With the onus for phytosanitary standards shifting world-wide from the importing to the exporting countries, the need for harmonization and transparency is urgent. The mechanism to achieve this exists in the form of the International Plant Protection Convention (IPPC) under FAO to which all countries must, for their own benefit, be signatories and adherents (See box). Its aim is to make quarantine effective without being an impediment to trade and development - an aspiration which surely is shared and welcomed by all.
The world is shrinking, and the diversification of trade and the expansion of trading links has brought an international dimension to the meaning of "neighbouring countries". To continue to "love thy neighbour" when that neighbour, through neglect, is the cause of economically crippling pest and disease situations in one's homeland, demands exceptional compassion - a compassion easily clouded by calls for compensation!
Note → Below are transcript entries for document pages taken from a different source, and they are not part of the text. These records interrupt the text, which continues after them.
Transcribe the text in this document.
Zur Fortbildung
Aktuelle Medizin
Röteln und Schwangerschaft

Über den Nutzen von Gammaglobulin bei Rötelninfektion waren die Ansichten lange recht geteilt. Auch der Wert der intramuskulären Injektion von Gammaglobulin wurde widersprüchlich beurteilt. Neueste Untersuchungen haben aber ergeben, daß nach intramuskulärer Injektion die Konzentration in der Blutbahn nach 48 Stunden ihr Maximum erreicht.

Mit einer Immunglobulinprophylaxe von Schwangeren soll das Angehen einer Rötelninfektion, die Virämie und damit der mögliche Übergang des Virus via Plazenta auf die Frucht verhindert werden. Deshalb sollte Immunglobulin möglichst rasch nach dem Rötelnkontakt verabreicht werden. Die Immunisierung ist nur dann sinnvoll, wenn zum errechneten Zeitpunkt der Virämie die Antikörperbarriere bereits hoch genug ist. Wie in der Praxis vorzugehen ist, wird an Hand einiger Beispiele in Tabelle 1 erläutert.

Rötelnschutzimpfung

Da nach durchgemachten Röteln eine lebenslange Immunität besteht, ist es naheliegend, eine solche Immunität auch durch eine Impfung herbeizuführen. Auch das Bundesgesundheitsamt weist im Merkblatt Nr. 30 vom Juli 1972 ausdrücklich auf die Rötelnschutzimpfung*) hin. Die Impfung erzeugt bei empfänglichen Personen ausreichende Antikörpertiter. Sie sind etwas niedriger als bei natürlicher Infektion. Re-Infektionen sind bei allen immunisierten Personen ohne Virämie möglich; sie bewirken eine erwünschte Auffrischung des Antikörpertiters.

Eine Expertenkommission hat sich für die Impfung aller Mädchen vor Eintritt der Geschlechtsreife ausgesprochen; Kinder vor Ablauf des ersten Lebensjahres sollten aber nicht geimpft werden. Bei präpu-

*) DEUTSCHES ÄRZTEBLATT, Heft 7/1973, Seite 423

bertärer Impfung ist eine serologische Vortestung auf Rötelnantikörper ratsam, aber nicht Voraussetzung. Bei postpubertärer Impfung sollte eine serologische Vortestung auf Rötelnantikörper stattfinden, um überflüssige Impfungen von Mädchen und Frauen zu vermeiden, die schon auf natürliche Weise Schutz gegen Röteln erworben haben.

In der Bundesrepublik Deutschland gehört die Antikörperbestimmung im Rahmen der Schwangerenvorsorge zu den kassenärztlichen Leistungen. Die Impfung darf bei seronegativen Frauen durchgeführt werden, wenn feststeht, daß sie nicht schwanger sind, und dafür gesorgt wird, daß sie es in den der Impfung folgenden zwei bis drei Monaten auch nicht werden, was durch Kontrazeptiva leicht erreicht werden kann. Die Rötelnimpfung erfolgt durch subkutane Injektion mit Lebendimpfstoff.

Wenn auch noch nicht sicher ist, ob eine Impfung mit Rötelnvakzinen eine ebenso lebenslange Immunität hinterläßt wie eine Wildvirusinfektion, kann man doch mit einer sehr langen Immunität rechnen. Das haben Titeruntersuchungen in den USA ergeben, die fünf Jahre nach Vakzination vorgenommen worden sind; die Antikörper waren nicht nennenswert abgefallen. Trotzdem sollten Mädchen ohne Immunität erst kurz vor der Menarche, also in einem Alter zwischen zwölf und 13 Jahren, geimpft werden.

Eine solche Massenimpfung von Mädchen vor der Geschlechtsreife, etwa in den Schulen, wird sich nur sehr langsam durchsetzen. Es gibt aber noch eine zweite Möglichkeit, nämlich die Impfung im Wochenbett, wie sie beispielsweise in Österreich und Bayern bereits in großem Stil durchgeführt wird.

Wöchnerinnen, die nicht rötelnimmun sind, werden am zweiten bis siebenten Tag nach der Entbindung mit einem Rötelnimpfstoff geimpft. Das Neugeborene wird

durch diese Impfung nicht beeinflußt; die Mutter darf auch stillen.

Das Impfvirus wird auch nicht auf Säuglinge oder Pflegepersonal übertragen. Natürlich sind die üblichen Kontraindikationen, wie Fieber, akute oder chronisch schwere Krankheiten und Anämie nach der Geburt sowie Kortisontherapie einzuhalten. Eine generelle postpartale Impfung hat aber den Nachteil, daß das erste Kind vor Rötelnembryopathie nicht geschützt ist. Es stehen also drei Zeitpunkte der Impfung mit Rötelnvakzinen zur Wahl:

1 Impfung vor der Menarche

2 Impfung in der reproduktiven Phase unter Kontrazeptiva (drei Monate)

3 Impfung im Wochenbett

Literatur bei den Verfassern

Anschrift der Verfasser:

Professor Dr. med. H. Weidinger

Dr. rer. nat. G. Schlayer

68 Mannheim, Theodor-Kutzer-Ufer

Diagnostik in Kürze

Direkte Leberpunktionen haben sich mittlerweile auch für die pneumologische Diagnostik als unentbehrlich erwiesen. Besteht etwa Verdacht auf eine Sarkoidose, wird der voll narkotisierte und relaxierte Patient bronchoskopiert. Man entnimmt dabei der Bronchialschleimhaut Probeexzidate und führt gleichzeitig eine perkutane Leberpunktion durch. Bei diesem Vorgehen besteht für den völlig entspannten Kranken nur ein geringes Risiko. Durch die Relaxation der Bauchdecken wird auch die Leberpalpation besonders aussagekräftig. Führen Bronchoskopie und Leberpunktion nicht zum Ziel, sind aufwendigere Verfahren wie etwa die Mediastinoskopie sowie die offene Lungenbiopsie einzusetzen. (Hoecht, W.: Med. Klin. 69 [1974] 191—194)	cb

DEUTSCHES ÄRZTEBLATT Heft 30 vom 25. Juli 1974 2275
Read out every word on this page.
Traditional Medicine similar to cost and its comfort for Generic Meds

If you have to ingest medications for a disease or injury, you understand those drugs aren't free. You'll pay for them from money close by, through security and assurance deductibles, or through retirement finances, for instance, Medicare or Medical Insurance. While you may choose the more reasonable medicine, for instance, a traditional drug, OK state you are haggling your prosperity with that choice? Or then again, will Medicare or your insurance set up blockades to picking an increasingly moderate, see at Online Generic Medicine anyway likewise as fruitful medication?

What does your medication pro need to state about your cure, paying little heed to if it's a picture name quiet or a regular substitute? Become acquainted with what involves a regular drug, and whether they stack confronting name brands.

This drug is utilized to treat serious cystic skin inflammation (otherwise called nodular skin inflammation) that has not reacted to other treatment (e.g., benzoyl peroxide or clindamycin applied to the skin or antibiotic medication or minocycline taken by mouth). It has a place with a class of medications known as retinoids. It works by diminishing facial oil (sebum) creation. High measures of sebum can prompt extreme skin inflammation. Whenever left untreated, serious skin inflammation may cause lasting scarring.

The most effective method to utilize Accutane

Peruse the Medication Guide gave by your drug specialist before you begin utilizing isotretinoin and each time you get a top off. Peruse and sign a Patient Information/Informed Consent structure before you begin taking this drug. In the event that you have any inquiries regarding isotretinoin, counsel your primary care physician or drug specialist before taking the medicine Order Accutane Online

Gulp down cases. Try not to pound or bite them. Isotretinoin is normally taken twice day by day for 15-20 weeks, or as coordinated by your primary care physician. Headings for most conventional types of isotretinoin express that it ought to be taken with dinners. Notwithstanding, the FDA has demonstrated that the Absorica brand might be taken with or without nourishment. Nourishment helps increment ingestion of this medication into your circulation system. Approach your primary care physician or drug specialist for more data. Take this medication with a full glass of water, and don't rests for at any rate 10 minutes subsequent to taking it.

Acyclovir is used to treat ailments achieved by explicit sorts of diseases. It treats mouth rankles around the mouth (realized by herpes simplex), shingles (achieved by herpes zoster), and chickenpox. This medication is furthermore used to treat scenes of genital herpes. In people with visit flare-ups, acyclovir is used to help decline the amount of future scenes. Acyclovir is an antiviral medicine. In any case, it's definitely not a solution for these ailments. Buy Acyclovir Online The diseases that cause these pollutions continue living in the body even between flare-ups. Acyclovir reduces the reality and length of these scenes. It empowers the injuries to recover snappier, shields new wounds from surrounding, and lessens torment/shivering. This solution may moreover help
The International Plant Protection Convention (IPPC)
The IPPC, which was first approved by the sixth FAO Conference in 1951, came into force in 1952 and has been revised periodically to keep abreast with world needs. Its aim is to secure common and effective action to prevent the spread of plant pests across borders and to permit measures for their control. It provides for the establishment of national plant protection services and the issuance of phytosanitary certificates. IPPC also sets requirements for imports and international cooperation and provides a system for settlement of disputes. Under the IPPC governments agree to cooperate in establishing Regional Plant Protection Organizations (RRPOs), to function as coordinating bodies for the conformation of legislation and its enforcement, inspection and treatment techniques and standards and certification. RPPOs exist in Asia; Africa; North, Central and South America; the Caribbean; Europe and the South Pacific. Some 100 countries are signatories to the IPPC leaving some 60 or more yet to sign the Convention.
The IPPC has been given additional technical responsibility for developing recommendations, guidelines and standards for the General Agreement on Tariffs and Trade (GATT), the members of which recognize that unjustified quarantine restrictions could be used as non-tariff barriers to trade. IPPC's response has been to seek agreement of the principles of quarantine and pest risk analysis, together with other aspects listed above. 'Transparency' ensuring that import restrictions are clearly 'visible' to trading partners and that the mechanism for determining restrictions is Pest Risk Analysis · is a major concern. Countries which ratify the Convention and accept its guidelines, recommendations and standards are not challengeable under the rules of GATT.